Now this is extreme swim training: Inside the Coast Guard's Rescue Swimming School



The United States Coast Guard is the most underrated and most underfunded aspect of our armed forces. While in time of  peace most of our armed forces, (Navy, Air Force, and Army) summarily do drills and busy work to keep sharp the USCG is out there confronting armed smugglers, refugee crossings, small boat rescues, and other maritime safety duties. They are not only a defense force but also sanctioned as a policing body. Each member is highly skilled and one of the most import skills in that outfit is the ability to swim in extreme conditions.

Mens Journal has a robust article on how coast guard rescue swimmers are trained to swim in the most hazardous conditions - many are called, few are chosen:

From Men's Journal:
"...The average attrition rate of the program is 50 percent, but it varies wildly among classes. The class ahead of Via and Piasecki's, which is just about to graduate, began with 15 members and has only three left. Senior Chief George Marinkov, A-School's 52-year-old director – who appears to be chiseled out of granite – was one of only two members of his class to graduate.

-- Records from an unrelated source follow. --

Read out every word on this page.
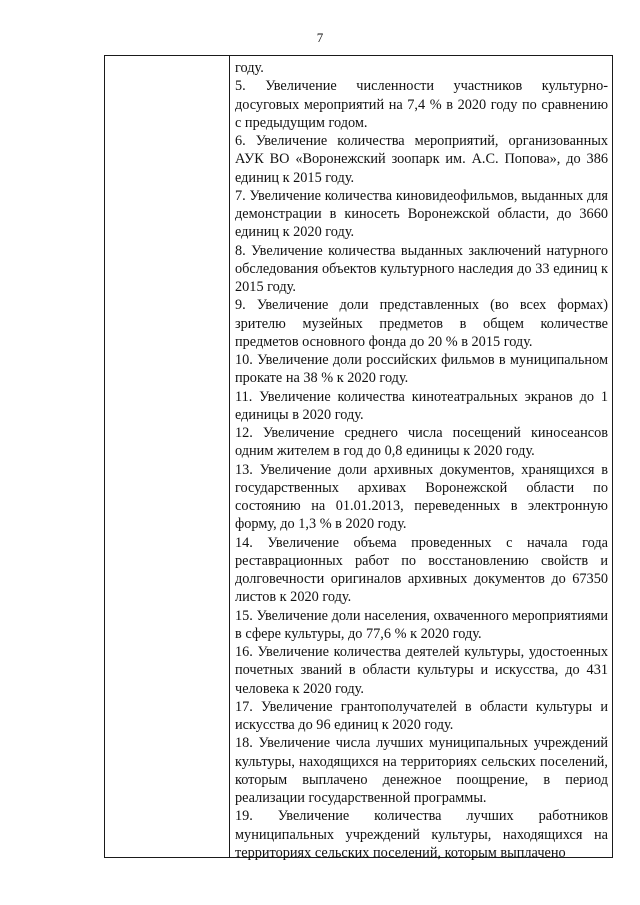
7

году.

5. Увеличение численности участников культурно-досуговых мероприятий на 7,4 % в 2020 году по сравнению с предыдущим годом.

6. Увеличение количества мероприятий, организованных АУК ВО «Воронежский зоопарк им. А.С. Попова», до 386 единиц к 2015 году.

7. Увеличение количества киновидеофильмов, выданных для демонстрации в киносеть Воронежской области, до 3660 единиц к 2020 году.

8. Увеличение количества выданных заключений натурного обследования объектов культурного наследия до 33 единиц к 2015 году.

9. Увеличение доли представленных (во всех формах) зрителю музейных предметов в общем количестве предметов основного фонда до 20 % в 2015 году.

10. Увеличение доли российских фильмов в муниципальном прокате на 38 % к 2020 году.

11. Увеличение количества кинотеатральных экранов до 1 единицы в 2020 году.

12. Увеличение среднего числа посещений киносеансов одним жителем в год до 0,8 единицы к 2020 году.

13. Увеличение доли архивных документов, хранящихся в государственных архивах Воронежской области по состоянию на 01.01.2013, переведенных в электронную форму, до 1,3 % в 2020 году.

14. Увеличение объема проведенных с начала года реставрационных работ по восстановлению свойств и долговечности оригиналов архивных документов до 67350 листов к 2020 году.

15. Увеличение доли населения, охваченного мероприятиями в сфере культуры, до 77,6 % к 2020 году.

16. Увеличение количества деятелей культуры, удостоенных почетных званий в области культуры и искусства, до 431 человека к 2020 году.

17. Увеличение грантополучателей в области культуры и искусства до 96 единиц к 2020 году.

18. Увеличение числа лучших муниципальных учреждений культуры, находящихся на территориях сельских поселений, которым выплачено денежное поощрение, в период реализации государственной программы.

19. Увеличение количества лучших работников муниципальных учреждений культуры, находящихся на территориях сельских поселений, которым выплачено
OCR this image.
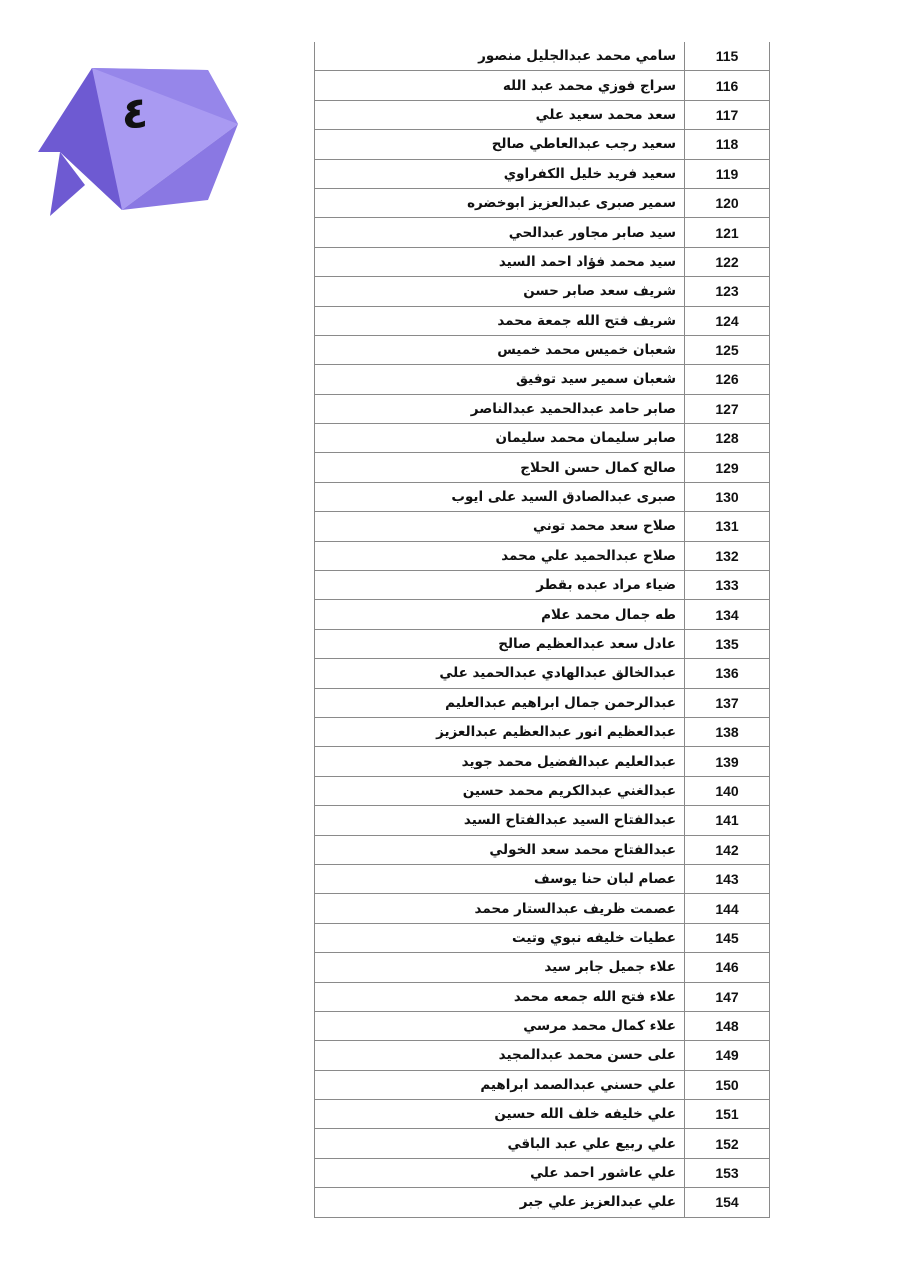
٤
115	سامي محمد عبدالجليل منصور
116	سراج فوزي محمد عبد الله
117	سعد محمد سعيد علي
118	سعيد رجب عبدالعاطي صالح
119	سعيد فريد خليل الكفراوي
120	سمير صبرى عبدالعزيز ابوخضره
121	سيد صابر مجاور عبدالحي
122	سيد محمد فؤاد احمد السيد
123	شريف سعد صابر حسن
124	شريف فتح الله جمعة محمد
125	شعبان خميس محمد خميس
126	شعبان سمير سيد توفيق
127	صابر حامد عبدالحميد عبدالناصر
128	صابر سليمان محمد سليمان
129	صالح كمال حسن الحلاج
130	صبرى عبدالصادق السيد على ايوب
131	صلاح سعد محمد توني
132	صلاح عبدالحميد علي محمد
133	ضياء مراد عبده بقطر
134	طه جمال محمد علام
135	عادل سعد عبدالعظيم صالح
136	عبدالخالق عبدالهادي عبدالحميد علي
137	عبدالرحمن جمال ابراهيم عبدالعليم
138	عبدالعظيم انور عبدالعظيم عبدالعزيز
139	عبدالعليم عبدالفضيل محمد جويد
140	عبدالغني عبدالكريم محمد حسين
141	عبدالفتاح السيد عبدالفتاح السيد
142	عبدالفتاح محمد سعد الخولي
143	عصام لبان حنا يوسف
144	عصمت ظريف عبدالستار محمد
145	عطيات خليفه نبوي وتيت
146	علاء جميل جابر سيد
147	علاء فتح الله جمعه محمد
148	علاء كمال محمد مرسي
149	على حسن محمد عبدالمجيد
150	علي حسني عبدالصمد ابراهيم
151	علي خليفه خلف الله حسين
152	علي ربيع علي عبد الباقي
153	علي عاشور احمد علي
154	علي عبدالعزيز علي جبر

The candidates follow a strict daily regimen of physical conditioning, practicing rescue skills, and coursework, starting at 7 am for up to three hours of dry-land training. Then they get in the water, where Kiest puts the group through excruciating physical paces. They swim sidestroke while holding a 10-pound brick aloft in one hand. "Buddy tows," pulling a partner in cross-chest carry for hundreds of yards, follow. Then they drop their bricks 12 feet to the bottom, shuttling them forward as far as they can before surfacing for a single breath of air. Kiest watches closely to make sure nobody takes two. He knows that no amount of instruction can prepare a class for the endless unpredictability of ocean rescues with life-or-death consequences. As if to remind himself of this, he has a tattoo on his calf: a pair of fins, a snorkel, and a mask clipped to a rescue hook, emblazoned with the A-School graduation numbers of the four swimmers who have died in the line of duty since the program's inception in 1984. The notion of self-sacrifice as the highest sort of valor is deeply held in the Rescue Swimmer community. It's even in their motto: "So others may live." ..."

[Link]

If the Discovery Channel trailer is not enough for you, the NBC Nightly News has a stunning gallery of the students participating in this arduous course - sample image below. to see more click here: [Link]




2 comments:

Anonymous said...

Training doesn't stop at school. On 10/28 evening, a helo crew with rescue swimmer was practicing ocean retrievals just off of San Pedro, CA, using a "dummy" that was being dragged by the LA County Lifeguards. Despite the fact that it was dark, windy, choppy (in addition to the helo blast), and raining, the rescue swimmer was dropped into the water many times over (at least 4x in the 10 minutes I watched, and the helo was out there for at least 30 min).

Tony Austin said...

No fear, total concentration! What professionals they are and amazingly strong.